Né le 15 octobre 1923, à l’hôpital de la Charité, dans le 2e arrondissement de Lyon (Rhône), au numéro 1 de la rue du même nom, René Neyrand est le fils d’Ismaël, Henri, Alfred Neyrand, employé, né le 28 octobre 1895, dans la commune de Rocher, canton de Largentière (Ardèche) et de Françoise Genevrier, née à Lyon (1er arr.), le 3 mai 1906. Ses parents, mariés le 8 septembre 1923 à la mairie du 1er arrondissement de cette ville, habitent Caluire-et-Cuire (Rhône), 2, montée des Forts. 

Employé de banque, René Neyrand est mobilisé en 1943, aux Chantiers de jeunesse, à Villard-de-Lans (Isère) où est établi le groupement 11, « Vercors », qui dépend de Lyon. Mais ce dernier est dissous fin septembre 1943, du fait de la restructuration des Chantiers de la zone Sud. René Neyrand et un certain nombre de ses compagnons sont mutés en Vaucluse, dans le groupement 150. Celui-ci avait été créé en octobre 1943, après la dissolution du groupement 13, « Bonaparte », qui rayonnait autour de l’important dépôt régional de Cavaillon et sur une partie du Luberon.

Affecté au service transports du groupement 150, René Neyrand y fait la connaissance de Gaston Rey, démobilisé de la Marine nationale et employé civil des Chantiers de jeunesse comme comptable. Membre du groupe de l’Armée secrète (AS) de Gordes (Vaucluse), il lui propose de rejoindre la Résistance et lui fait rencontrer, dans un café de Cavaillon, le responsable AS de Gordes, Paul Nouveau.
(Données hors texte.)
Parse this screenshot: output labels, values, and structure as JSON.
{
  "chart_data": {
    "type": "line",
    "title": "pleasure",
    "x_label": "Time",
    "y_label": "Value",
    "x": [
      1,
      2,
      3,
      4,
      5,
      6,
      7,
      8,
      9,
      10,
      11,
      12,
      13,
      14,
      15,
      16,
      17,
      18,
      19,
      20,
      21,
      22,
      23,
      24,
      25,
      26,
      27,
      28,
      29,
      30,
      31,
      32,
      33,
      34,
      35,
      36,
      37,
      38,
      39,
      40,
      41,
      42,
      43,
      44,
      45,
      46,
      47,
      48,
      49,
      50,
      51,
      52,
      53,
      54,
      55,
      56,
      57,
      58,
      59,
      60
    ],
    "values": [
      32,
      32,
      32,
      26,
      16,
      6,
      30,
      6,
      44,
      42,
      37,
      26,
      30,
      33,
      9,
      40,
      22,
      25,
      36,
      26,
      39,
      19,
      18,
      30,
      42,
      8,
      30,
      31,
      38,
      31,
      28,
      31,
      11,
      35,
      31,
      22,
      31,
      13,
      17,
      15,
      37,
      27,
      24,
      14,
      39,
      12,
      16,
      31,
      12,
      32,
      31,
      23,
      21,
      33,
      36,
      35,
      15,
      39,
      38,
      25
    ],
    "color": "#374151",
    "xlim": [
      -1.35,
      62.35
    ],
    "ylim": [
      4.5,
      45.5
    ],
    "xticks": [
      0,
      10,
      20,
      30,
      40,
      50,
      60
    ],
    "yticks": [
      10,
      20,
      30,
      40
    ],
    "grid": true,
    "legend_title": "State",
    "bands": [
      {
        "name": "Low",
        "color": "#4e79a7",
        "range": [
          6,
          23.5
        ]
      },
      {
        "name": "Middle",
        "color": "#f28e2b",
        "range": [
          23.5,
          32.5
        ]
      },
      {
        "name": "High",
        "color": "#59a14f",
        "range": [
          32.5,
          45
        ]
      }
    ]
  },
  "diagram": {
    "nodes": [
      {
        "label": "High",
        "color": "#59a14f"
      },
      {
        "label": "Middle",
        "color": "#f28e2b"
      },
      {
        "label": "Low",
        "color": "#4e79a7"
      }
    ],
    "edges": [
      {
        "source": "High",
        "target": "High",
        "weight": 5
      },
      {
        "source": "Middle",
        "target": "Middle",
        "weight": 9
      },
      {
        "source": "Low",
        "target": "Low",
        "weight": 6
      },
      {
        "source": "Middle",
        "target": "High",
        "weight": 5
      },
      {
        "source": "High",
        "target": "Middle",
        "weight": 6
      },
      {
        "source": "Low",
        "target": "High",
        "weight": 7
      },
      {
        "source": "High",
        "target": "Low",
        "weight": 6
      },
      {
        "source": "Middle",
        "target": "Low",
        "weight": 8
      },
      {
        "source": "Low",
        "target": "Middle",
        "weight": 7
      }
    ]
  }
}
René Neyrand utilise sa fonction au sein des Chantiers pour établir des certificats de démobilisation en faveur de nombreux réfractaires au STO. Il organise également, avec Gaston Rey, des opérations de « récupération » de matériel par la Résistance. En février 1944, plusieurs véhicules, chargés d’outillage, de pneus, et de bidons d’essence, sont ainsi dérobés avec la complicité de Christian Bringay, transféré lui aussi de Villard-de-Lans, et mécanicien au garage des Chantiers de Cavaillon.

En juin 1944, au moment du débarquement en Normandie, les deux jeunes hommes doivent rejoindre le maquis. Mais René Neyrand, arrêté, fait défaut. Une croix de Lorraine miniature accrochée à son bracelet-montre l’aurait trahi alors qu’il consommait au Grand café d’Orient à Cavaillon. Son arrestation est le fait de légionnaires de la 8e compagnie Brandebourg, spécialisée dans la chasse aux groupes armés, dont un groupe, installé à Cavaillon est sur le pied de guerre depuis le 6 juin. René Neyrand est emprisonné et torturé dans le garage de l’hôtel Splendid qui sert de prison aux brandebourgeois. Selon plusieurs courriers de son père, envoyés à la justice en 1945, et un témoignage de Gaston Rey, René Neyrand aurait été arrêté le dimanche 11 juin 1944 vers 19 heures. Mais, selon le Saint-Rémois Marcel Bonnet, c’est au cours de la nuit du 9 au 10 juin 1944, que les résistants retenus dans la boulangerie de La Galine, découvrent le jeune homme – qu’ils ne connaissaient pas – au fond du fourgon qui les conduit vers leur lieu d’exécution. Reproduisant un modus operandi qui leur est familier, les légionnaires Brandebourg auraient emmené René Neyrand de Cavaillon à Saint-Rémy, lors de leur raid contre les résistants du quartier de La Galine, le 9 juin 1944. L’hypothèse d’une arrestation de René Neyrand le 11 juin 1944 implique, en revanche, un transfert postérieur à cette opération et à l’exécution des six résistants saint-rémois, soit entre le 11 et le 13 juin, date à laquelle leurs dépouilles (et celle du jeune homme) sont découvertes. Ce qui est possible, mais nullement attesté.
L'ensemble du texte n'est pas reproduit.